After the budget this month, at which the chancellor cut national insurance by 2 percentage points, the Office for Budget Responsibility (OBR) said he had a margin of only £8.9 billion against his fiscal targets: the second smallest margin since the UK fiscal watchdog was set up in 2010. Fiscal rules were first introduced by Gordon Brown when he was chancellor in 1998 and have been tweaked by successive governments since. They are designed to keep government borrowing in check and ensure that the debt stock does not become unsustainable.

Economists have criticised the fiscal regime for stifling growth and steering governments towards implementing austerity policies like those seen after the 2008 financial crisis. The OBR said last week that real-terms day-to-day spending per person would be 8 per cent lower in the coming years compared with when the plans were set out in October 2021.
https://www.datawrapper.de/_/i3iPc/ Carsten Jung, senior economist at the IPPR, a left-leaning economic think tank, said: “Fiscal rules were introduced to constrain politicians from making bad spending decisions. The evidence now suggests they are also constraining them from making good ones.”
Ben Caswell, a senior economist at NIESR, Britain’s oldest independent economic think tank, said: “During economic downturns, these rules disproportionately favour reductions in investment expenditure as they demand improvements in the debt-to-GDP ratio within a relatively short timeframe. This can hinder an economic recovery and limit potential long-run growth.”
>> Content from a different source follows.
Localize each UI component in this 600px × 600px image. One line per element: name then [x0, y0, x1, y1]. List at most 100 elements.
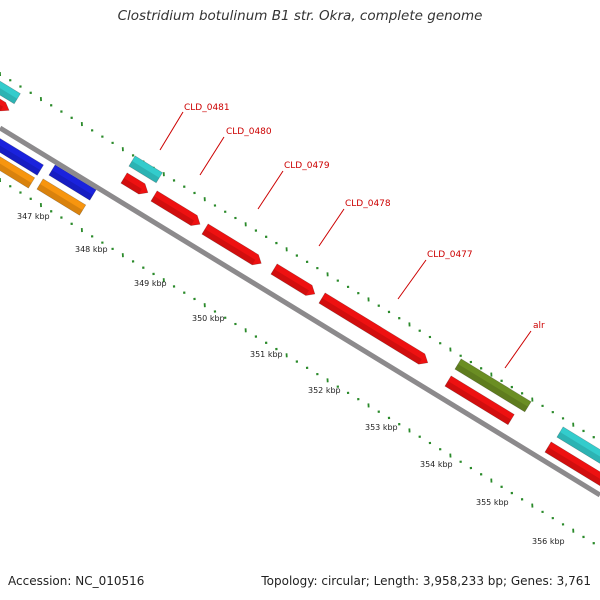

James Smith, research director at the Resolution Foundation, an economic think tank focused on living standards, said that the targets had “encouraged £26 billion of growth-sapping cuts to public investment”.
The UK’s debt-to-GDP ratio has risen to nearly 100 per cent from about 35 per cent in 2007, its highest level since the 1960s, largely thanks to a sharp increase in government spending to soften the shock of the financial and Covid-19 crises. Weak economic growth and a sharp rise in debt interest spending caused by central banks globally lifting borrowing costs to tame inflation have crystallised the ratio at that level. Other countries in the G7, including Japan and Italy, have large debt-to-GDP ratios.
The foundation estimates that cuts to public spending in the coming years represent three quarters of the expenditure reductions instituted by David Cameron and George Osborne in the aftermath of the financial crisis. Smith said: “The fiscal rules should not be ditched, but they need to be overhauled. The next government can start by removing public investment from the target and then fixing them for a five-year parliament to stop politicians ‘gaming’ the rules to continually put off the difficult decisions.”
The European Union recently changed its fiscal rules to exclude “quality assured” investment spending.
There is speculation that Labour, if it wins the general election, which must be held by January 2025, will tweak the fiscal rules to release money for public services. Sir Keir Starmer, the Labour leader, has said that every policy in its manifesto would be fully costed.
A Treasury spokesperson said: “The government set a clear fiscal strategy at autumn statement 2022, introducing new fiscal rules to set a credible path to get debt falling. Thanks to our responsible action with the public finances we are on track to meet our fiscal rules, with debt falling in the final year of the forecast with a larger buffer than last spring. Our rules provide sustainable growth and stability, reducing borrowing and debt so the economy can withstand shocks, and we are delivering over £600 billion of planned public investment over the next five years.”